ECLI:NL:RBAMS:2020:3730
Rechtbank Amsterdam
- Eerste aanleg - enkelvoudig
- Rechtspraak.nl
Huurbetaling en onvoorziene omstandigheden door coronamaatregelen
In deze zaak heeft de kantonrechter van de Rechtbank Amsterdam op 29 juli 2020 uitspraak gedaan in een kort geding tussen een huurder van een winkelpand en de verhuurder. De huurder, vertegenwoordigd door gemachtigde M. Hadid, had gevorderd om de huurbetaling te verlagen tot 50% voor de maanden april tot en met juni 2020, als gevolg van de coronamaatregelen die de exploitatie van de winkel onmogelijk maakten. De verhuurder, vertegenwoordigd door A. Elyahiaoui, betwistte deze vordering en stelde dat de huurder zijn verplichtingen niet was nagekomen.

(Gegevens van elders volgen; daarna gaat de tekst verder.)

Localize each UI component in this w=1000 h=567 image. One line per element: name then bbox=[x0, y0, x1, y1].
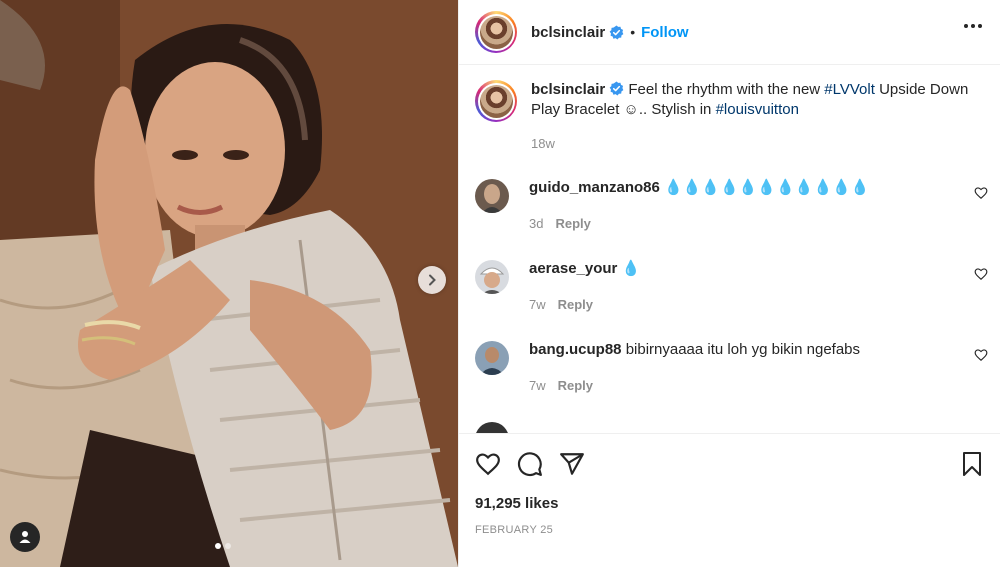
comment-item: guido_manzano86 💧💧💧💧💧💧💧💧💧💧💧 3d Reply bbox=[459, 178, 1000, 259]
header-separator: • bbox=[630, 24, 636, 40]
comment-time[interactable]: 7w bbox=[529, 378, 546, 393]
tagged-users-button[interactable] bbox=[10, 522, 40, 552]
story-ring-avatar[interactable] bbox=[475, 11, 517, 53]
bookmark-icon[interactable] bbox=[960, 451, 984, 477]
verified-badge-icon bbox=[609, 24, 624, 39]
comment-time[interactable]: 3d bbox=[529, 216, 543, 231]
carousel-indicator bbox=[215, 543, 231, 549]
comment-item: aerase_your 💧 7w Reply bbox=[459, 259, 1000, 340]
post-details-panel: bclsinclair • Follow bclsinclair Feel th… bbox=[458, 0, 1000, 567]
follow-button[interactable]: Follow bbox=[641, 24, 689, 41]
caption-username[interactable]: bclsinclair bbox=[531, 81, 605, 98]
verified-badge-icon bbox=[609, 81, 624, 96]
comment-username[interactable]: aerase_your bbox=[529, 260, 617, 277]
comment-item: bang.ucup88 bibirnyaaaa itu loh yg bikin… bbox=[459, 340, 1000, 421]
comment-time[interactable]: 7w bbox=[529, 297, 546, 312]
share-icon[interactable] bbox=[559, 451, 585, 477]
post-actions bbox=[475, 446, 984, 482]
heart-icon[interactable] bbox=[974, 348, 988, 362]
caption-avatar[interactable] bbox=[475, 80, 517, 122]
avatar bbox=[479, 84, 513, 118]
reply-button[interactable]: Reply bbox=[558, 378, 593, 393]
avatar[interactable] bbox=[475, 179, 509, 213]
carousel-dot bbox=[225, 543, 231, 549]
hashtag-link[interactable]: #LVVolt bbox=[824, 81, 875, 98]
header-username[interactable]: bclsinclair bbox=[531, 24, 605, 41]
comment-text: 💧💧💧💧💧💧💧💧💧💧💧 bbox=[664, 179, 870, 196]
comment-item-partial bbox=[459, 421, 1000, 433]
caption-text: Feel the rhythm with the new bbox=[624, 81, 825, 98]
heart-icon[interactable] bbox=[974, 267, 988, 281]
comment-icon[interactable] bbox=[517, 451, 543, 477]
heart-icon[interactable] bbox=[475, 451, 501, 477]
heart-icon[interactable] bbox=[974, 186, 988, 200]
reply-button[interactable]: Reply bbox=[558, 297, 593, 312]
reply-button[interactable]: Reply bbox=[555, 216, 590, 231]
avatar[interactable] bbox=[475, 422, 509, 433]
avatar[interactable] bbox=[475, 260, 509, 294]
likes-count[interactable]: 91,295 likes bbox=[475, 495, 558, 512]
carousel-dot-active bbox=[215, 543, 221, 549]
comments-section[interactable]: bclsinclair Feel the rhythm with the new… bbox=[459, 66, 1000, 434]
post-photo[interactable] bbox=[0, 0, 458, 567]
post-header: bclsinclair • Follow bbox=[459, 0, 1000, 65]
hashtag-link[interactable]: #louisvuitton bbox=[716, 101, 799, 118]
comment-text: 💧 bbox=[621, 260, 641, 277]
person-icon bbox=[19, 531, 31, 543]
chevron-right-icon bbox=[429, 274, 436, 286]
comment-username[interactable]: guido_manzano86 bbox=[529, 179, 660, 196]
portrait-image bbox=[0, 0, 458, 567]
next-photo-button[interactable] bbox=[418, 266, 446, 294]
more-options-icon[interactable] bbox=[964, 24, 982, 28]
avatar bbox=[479, 15, 513, 49]
caption-timestamp[interactable]: 18w bbox=[531, 134, 981, 154]
avatar[interactable] bbox=[475, 341, 509, 375]
post-caption: bclsinclair Feel the rhythm with the new… bbox=[459, 66, 1000, 154]
comment-text: bibirnyaaaa itu loh yg bikin ngefabs bbox=[625, 341, 861, 358]
comment-username[interactable]: bang.ucup88 bbox=[529, 341, 622, 358]
post-date[interactable]: FEBRUARY 25 bbox=[475, 524, 553, 536]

De kantonrechter oordeelde dat de coronamaatregelen als onvoorziene omstandigheden kunnen worden aangemerkt in de zin van artikel 6:258 BW. De rechter erkende dat de pandemie en de daaropvolgende overheidsmaatregelen een grote impact hadden op de bedrijfsvoering van de huurder. De kantonrechter concludeerde dat het aannemelijk is dat de bodemrechter in een eventuele bodemprocedure de huurprijs voor de betreffende maanden zou verlagen tot 50%. Daarom werd de huurder toegestaan om voorlopig slechts 50% van de huur te betalen, wat neerkomt op een bedrag van € 7.468,75, te vermeerderen met wettelijke rente vanaf de datum van dagvaarding.

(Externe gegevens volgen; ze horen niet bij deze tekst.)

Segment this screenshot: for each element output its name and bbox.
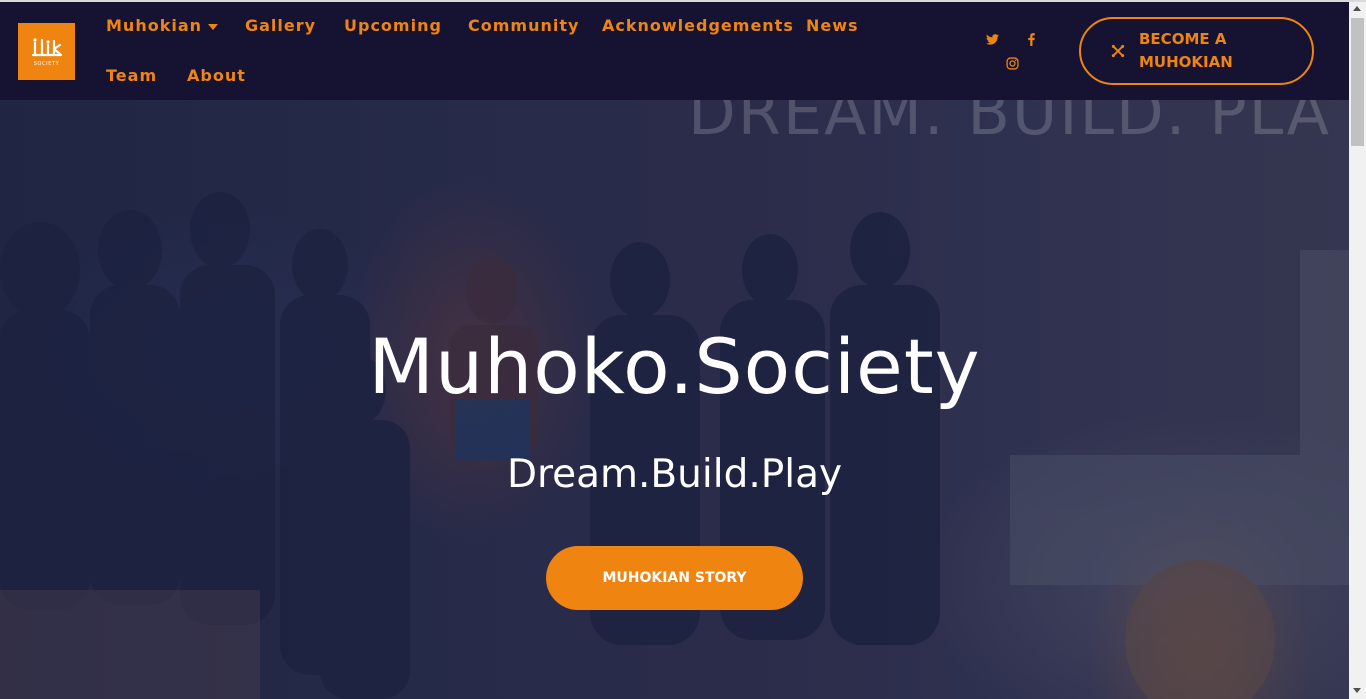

De kantonrechter wees de gevorderde contractuele boetes af, omdat deze mogelijk in de bodemprocedure gematigd of geheel terzijde gesteld zouden kunnen worden op grond van redelijkheid en billijkheid. De proceskosten werden gecompenseerd, wat betekent dat beide partijen hun eigen kosten dragen. De uitspraak werd uitvoerbaar bij voorraad verklaard, wat inhoudt dat de verhuurder direct recht heeft op de betaling van het toegewezen bedrag.